The Boston Breakers of the United States Football League considered moving to the manning bowl after 1983 season, however the team moved to New Orleans instead.

The semi-pro Bay State Titans played their only season here. Defensive Tackle Eric Swann would be selected with the 6th overall pick in the 1991 NFL draft.

==College football==
On September 26, 1953, the Manning Bowl was leased out for a college football contest that was nationally televised on NBC. 10,000 spectators and an estimated 80 million television viewers watched Holy Cross defeat Dartmouth 28–7.

==Concerts==
The Rolling Stones kicked off their 1966 North American Tour at the stadium on June 24, 1966. Police cut the event short in response to crowd surge toward the stage.

On July 11, 1976, Ray Charles held a charity concert to raise money for the Life Institute.
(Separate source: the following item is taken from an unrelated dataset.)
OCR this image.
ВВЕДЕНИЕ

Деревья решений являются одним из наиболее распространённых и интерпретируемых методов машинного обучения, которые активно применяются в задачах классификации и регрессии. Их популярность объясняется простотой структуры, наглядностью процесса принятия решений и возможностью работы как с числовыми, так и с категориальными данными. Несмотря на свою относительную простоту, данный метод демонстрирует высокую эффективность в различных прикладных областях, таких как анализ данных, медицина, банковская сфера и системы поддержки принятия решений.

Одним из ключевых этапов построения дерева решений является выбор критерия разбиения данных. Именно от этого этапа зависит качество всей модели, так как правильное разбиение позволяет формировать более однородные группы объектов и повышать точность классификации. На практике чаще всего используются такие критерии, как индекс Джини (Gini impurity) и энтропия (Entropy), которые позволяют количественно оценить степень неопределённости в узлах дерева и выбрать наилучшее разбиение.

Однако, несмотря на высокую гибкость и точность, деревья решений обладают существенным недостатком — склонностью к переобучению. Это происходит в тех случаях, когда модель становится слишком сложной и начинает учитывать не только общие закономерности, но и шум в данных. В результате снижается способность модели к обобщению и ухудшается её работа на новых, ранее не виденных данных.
The Four Tops and Dorothy Moore also performed.

In 1984, the city of Lynn began hosting concerts at the Manning Bowl as a way to fund repairs to the Manning Bowl and Fraser Field. The Beach Boys performed at the stadium on September 23, 1984. Mötley Crüe drew 15,000 fans during an August 3, 1985, concert that also saw Accept and Y&T as opening acts. The concert was moved to Lynn after the Kingston, New Hampshire, board of selectmen decided that the town could not handle a concert of this size. Shortly after the Mötley Crüe concert, the city approved three more concerts; The Kinks, Aerosmith and Waylon Jennings. The Kinks performed at the stadium on September 8, 1985, and drew 7,000 people. Aerosmith performed at the stadium during their Done with Mirrors Tour on September 14, 1985. The concert drew 25,000 fans and saw 12 arrests and a traffic jam that tied up the city for several hours. On September 25, 1985, the Lynn city council unanimously voted to bar rock concerts from the Manning Bowl due to complaints from residents who lived near the Manning Bowl.

==Other events==
The first official event held at the Manning Bowl was a citywide dance held on a specially made dance area in the end zone. This area was also used to show evening movies during the 1930s and 1940s.

The Manning Bowl hosted memorials following the deaths of Presidents Franklin D. Roosevelt and John F. Kennedy.

From 1966 to 1982, The Manning Bowl was home to Drum & Bugle Corps World Open Championship.

The Manning Bowl was the home stadium for the Boston Rovers during the United Soccer Association's only season. The league's first ever game was held here and ended in a 1–1 draw against the Detroit Cougars. Mick Leech scored for the Rovers.

The first ever Agganis All-Star Basketball Game was played here in 1976.

In 1978, Eddie Feigner hurled one of his 930 no-hitters in a game played on makeshift diamond.

In 1985, the Manning Bowl hosted two World Class Championship Wrestling events.